The Clerks assist solicitors and other clients by recommending the barrister or team best suited to deal with a particular case and they provide administrative assistance with regard to work done by the individual barristers in Chambers. In particular the Clerks are responsible for:
Accepting instructions on behalf of individual barristers to advise or to represent clients as necessary.
Fixing appointments for conferences and consultations. These can be held in Chambers or, if necessary, at solicitors' offices or elsewhere. Chambers is able to provide an arbitration room as well as several spacious conference rooms for large meetings. Video conference facilities are available.
There is a strict no double booking policy when booking arrangements for trials and other hearings in Court and arbitrations, monitoring deadlines and ensuring effective case management. This is a vital part of the work done by the Clerks. As part of that work, the Clerks maintain close relationships with the administrative staff in all divisions of the High Court. The Clerks will always do their utmost to agree a hearing date convenient to the clients' chosen barrister. Once a suitable date is fixed the Clerks will ensure that the booking is honoured save only in the case of unforeseen circumstances such as a previous trial overrunning its original estimate.
Because of the wide differences in the length and complexity of the cases undertaken by barristers in Chambers and the need to remain flexible and competitive, fees - and the fee structure - for each case are agreed separately. If requested the Clerks will quote hourly rates for individual barristers. In appropriate circumstances individual barristers are prepared to undertake work on a pro bono basis.

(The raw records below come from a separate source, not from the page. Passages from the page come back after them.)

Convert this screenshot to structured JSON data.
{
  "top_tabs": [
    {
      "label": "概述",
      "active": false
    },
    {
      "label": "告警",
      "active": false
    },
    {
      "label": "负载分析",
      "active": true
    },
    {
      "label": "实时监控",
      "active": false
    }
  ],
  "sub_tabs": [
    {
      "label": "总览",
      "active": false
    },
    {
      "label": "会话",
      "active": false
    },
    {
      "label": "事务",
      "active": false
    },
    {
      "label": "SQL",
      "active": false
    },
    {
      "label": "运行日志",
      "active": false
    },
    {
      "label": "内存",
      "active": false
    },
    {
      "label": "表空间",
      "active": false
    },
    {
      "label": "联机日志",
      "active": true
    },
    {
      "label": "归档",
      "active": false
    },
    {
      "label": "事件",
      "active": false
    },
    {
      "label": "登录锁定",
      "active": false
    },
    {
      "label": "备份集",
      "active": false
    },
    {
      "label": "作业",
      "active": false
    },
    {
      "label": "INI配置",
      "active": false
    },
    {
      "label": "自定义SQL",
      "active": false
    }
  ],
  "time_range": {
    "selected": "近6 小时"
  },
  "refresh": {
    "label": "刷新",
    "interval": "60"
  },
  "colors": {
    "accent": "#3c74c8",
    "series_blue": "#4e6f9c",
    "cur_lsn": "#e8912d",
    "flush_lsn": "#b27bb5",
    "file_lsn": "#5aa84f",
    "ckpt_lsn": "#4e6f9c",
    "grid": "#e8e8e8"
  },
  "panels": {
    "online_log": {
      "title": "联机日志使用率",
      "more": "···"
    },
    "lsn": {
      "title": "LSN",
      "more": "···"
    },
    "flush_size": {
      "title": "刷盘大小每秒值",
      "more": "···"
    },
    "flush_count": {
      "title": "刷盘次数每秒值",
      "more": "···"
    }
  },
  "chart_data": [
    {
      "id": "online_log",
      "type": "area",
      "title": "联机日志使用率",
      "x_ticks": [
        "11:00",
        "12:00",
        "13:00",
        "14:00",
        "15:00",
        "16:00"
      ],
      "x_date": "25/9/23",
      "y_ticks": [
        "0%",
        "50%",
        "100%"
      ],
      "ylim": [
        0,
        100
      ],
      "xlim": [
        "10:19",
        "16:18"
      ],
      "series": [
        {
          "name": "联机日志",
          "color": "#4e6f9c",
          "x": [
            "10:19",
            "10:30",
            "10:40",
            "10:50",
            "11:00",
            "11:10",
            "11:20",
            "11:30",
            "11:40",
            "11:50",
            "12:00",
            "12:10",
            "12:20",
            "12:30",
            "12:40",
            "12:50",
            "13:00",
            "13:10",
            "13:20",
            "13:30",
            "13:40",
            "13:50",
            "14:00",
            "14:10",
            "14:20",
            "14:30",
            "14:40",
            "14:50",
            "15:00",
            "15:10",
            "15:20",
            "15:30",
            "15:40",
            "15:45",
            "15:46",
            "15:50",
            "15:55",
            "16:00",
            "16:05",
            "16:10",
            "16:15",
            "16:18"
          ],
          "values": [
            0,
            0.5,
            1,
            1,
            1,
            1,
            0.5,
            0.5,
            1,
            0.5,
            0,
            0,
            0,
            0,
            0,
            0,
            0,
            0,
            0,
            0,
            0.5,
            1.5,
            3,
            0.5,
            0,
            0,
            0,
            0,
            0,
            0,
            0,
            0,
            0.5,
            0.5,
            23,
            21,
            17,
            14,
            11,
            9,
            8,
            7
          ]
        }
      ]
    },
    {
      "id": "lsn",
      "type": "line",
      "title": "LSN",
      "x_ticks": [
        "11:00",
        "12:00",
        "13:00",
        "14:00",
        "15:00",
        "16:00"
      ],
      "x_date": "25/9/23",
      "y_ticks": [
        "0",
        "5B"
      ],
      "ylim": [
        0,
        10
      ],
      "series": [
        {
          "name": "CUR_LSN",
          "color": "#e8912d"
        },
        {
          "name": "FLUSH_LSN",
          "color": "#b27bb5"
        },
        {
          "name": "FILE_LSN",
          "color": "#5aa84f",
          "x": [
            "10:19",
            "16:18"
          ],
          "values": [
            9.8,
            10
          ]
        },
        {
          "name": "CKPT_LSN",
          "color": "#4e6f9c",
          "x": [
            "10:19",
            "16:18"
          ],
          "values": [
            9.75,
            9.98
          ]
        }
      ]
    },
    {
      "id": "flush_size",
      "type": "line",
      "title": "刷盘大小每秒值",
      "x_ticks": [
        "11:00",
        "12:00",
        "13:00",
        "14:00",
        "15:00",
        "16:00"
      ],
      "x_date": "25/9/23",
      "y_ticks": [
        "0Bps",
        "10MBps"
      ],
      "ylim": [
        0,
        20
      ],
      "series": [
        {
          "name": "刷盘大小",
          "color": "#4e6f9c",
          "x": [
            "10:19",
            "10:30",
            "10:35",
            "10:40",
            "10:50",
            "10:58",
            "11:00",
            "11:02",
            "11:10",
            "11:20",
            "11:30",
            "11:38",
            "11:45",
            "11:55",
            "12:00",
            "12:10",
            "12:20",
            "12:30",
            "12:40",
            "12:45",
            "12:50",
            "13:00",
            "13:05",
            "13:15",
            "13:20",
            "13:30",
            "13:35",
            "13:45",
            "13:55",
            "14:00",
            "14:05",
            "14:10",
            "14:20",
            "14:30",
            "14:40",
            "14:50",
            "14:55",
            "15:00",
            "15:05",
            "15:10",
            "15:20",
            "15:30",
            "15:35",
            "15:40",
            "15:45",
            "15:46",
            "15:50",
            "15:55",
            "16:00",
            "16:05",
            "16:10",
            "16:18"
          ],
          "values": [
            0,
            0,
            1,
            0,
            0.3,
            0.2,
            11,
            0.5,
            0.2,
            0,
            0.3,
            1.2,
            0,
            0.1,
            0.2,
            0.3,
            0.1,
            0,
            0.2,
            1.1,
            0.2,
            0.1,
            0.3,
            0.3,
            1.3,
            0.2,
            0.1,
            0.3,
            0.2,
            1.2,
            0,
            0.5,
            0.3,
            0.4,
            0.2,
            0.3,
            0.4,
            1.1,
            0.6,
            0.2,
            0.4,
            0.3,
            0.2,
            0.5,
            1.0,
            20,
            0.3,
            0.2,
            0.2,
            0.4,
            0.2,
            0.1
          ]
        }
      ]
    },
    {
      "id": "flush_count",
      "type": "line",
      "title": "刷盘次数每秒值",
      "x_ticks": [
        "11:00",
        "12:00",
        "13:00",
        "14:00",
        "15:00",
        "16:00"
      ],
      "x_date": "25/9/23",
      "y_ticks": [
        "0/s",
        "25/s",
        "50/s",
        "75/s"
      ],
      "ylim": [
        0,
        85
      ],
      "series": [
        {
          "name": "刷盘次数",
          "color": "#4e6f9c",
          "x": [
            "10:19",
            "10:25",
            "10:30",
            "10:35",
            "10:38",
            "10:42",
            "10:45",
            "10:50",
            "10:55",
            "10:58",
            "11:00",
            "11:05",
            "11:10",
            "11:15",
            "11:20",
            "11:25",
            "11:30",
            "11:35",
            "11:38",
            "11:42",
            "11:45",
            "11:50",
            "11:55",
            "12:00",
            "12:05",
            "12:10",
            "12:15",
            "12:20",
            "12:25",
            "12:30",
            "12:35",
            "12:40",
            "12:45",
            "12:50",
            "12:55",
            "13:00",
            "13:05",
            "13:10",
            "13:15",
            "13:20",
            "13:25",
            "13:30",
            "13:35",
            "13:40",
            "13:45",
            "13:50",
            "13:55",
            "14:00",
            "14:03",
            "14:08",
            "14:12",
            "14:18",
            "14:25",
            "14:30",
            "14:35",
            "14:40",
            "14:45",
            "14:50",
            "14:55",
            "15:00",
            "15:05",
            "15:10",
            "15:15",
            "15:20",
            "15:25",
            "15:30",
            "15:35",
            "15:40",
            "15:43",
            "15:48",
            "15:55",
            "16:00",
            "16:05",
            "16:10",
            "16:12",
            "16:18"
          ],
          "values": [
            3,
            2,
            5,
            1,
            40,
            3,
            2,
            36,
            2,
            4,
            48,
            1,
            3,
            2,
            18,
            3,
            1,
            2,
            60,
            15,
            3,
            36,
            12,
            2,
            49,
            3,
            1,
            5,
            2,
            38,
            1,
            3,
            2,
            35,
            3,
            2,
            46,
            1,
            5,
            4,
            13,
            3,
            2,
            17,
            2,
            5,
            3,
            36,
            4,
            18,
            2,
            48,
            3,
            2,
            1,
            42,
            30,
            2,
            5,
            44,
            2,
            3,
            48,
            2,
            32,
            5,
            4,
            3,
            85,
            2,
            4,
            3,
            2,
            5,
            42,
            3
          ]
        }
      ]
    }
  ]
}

David Grief and his team are always willing to discuss the general services provided by members of Chambers or specific arrangements with regard to a particular case. The Clerks regularly have meetings with solicitors and other lawyers in London and other major centres throughout England and Wales and many overseas jurisdictions including Australia, Bermuda, Brunei, Cayman Islands, France, Gibraltar, Hong Kong, Northern Ireland, Republic of Ireland, India, Pakistan, USA, BVI, Malaysia, Canada and Singapore
The clerks are organised into separate, self-contained teams. Each is assigned to individual barristers in such a way as to avoid conflicts of interest or any issue as to confidentiality with respect to other members of Chambers or arbitrators.